I’d argue that collector-car values do not apply to 2008/R. It’s no longer just a car, any more than the velvet garment worn by Vivien Leigh in “Gone with the Wind” is just a dress, or a guitar played by John Lennon in “Hard Day’s Night” is merely a musical instrument.

Of course, Lot 155 is not the car driven by Sean Connery in “Goldfinger” or even in “Thunderball”. It’s a replica of a movie prop, though Connery is supposed to have driven it to events.

Valued as just another DB5, I’d have difficulty arguing it’s worth more than $150,000. It was fitted with replicas of all the guns and gadgets, but few were operational. The car was, at best, in number three condition. The finish is dull and the soft trim and rubber has dried with age. What would you expect of a vehicle that’s been sitting in a cage in a small car museum for 35 years?

But these DB5s established product placement, now such an important part of modern film financing. To explain why this car drew the price it did, we have to recognize that it’s one of three remaining examples of commercial acceptance of the value of product placement in movies and, importantly, a significant cultural symbol.

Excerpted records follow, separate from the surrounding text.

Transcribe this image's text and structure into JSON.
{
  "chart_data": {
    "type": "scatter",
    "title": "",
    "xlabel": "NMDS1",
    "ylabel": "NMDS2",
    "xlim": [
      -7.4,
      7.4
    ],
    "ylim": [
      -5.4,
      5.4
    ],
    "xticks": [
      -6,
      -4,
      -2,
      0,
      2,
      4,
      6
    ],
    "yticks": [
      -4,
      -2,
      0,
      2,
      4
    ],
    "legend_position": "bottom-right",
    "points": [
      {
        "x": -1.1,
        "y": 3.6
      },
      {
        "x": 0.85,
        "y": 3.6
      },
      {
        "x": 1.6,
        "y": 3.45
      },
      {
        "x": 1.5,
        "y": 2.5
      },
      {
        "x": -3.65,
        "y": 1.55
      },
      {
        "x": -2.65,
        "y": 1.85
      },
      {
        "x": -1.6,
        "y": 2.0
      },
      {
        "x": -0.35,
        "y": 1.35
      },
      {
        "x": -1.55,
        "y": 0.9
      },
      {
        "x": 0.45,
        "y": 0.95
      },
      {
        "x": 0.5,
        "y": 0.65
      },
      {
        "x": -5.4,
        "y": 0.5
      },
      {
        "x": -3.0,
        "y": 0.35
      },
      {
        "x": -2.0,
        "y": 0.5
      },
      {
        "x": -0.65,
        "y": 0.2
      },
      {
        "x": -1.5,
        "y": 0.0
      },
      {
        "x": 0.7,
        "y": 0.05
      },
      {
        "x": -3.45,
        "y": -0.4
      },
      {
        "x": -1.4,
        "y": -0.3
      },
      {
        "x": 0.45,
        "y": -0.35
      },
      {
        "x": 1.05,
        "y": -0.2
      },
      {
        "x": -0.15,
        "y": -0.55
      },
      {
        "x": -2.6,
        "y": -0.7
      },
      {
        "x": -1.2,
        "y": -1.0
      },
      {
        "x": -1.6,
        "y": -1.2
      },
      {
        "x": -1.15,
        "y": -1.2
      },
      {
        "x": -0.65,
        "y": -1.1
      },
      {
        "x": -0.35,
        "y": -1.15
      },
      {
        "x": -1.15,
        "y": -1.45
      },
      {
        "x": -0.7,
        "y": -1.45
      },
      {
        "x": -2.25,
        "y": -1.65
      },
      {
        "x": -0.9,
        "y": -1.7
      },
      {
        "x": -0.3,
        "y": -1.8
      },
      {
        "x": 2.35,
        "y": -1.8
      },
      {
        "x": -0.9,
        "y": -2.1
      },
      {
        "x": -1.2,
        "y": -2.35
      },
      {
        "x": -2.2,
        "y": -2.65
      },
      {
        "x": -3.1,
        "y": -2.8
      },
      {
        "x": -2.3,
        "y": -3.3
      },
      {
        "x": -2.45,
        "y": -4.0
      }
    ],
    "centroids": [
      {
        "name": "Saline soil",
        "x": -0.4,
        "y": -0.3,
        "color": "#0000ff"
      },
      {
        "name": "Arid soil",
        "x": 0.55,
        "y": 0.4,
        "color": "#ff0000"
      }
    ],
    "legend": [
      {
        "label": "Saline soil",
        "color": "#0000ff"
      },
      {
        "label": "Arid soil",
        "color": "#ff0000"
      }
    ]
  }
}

We saw ourselves at the wheel

This 1965 DB5 Coupe is one of the icons of the Baby Boomers; it represents the dreams of a generation that came of age in the ’60s. We were all confronted by Vietnam, political protests, and flower power, but secretly longed for a world where martinis were specifically ordered by dashing secret agents who wore white dinner jackets under their wetsuits and Beretta pistols in shoulder holsters discreetly concealed by their Savile Row tailors.

Every time we braked and downshifted for a tight curve in our MGB GTs, we saw ourselves at the wheel of the DB5, pursuing a blonde in a Mustang convertible over an Alpine pass. For one collector, being able to own and drive that symbol was worth $2 million.

The rest of us should be glad that this car belongs to a collector rather than being stuffed and mounted in a Planet Hollywood in Las Vegas or a tacky diorama in a museum somewhere in the hinterlands.

We don’t need to know that the navigation and radar screen on the console is just a picture glued on a piece of plywood or that the ejection seat button isn’t connected, any more than we need to know that Connery is now playing senior-citizen character roles and the lovely starlets from the Bond films live in retirement communities in Arizona-between visits to plastic surgeons.

The sale reminded me briefly of the days when anything was possible as long as one had the style to carry it off. And one buyer decided, at least each time he is behind the wheel of this DB5 Coupe, to momentarily halt the march of time that dims those memories.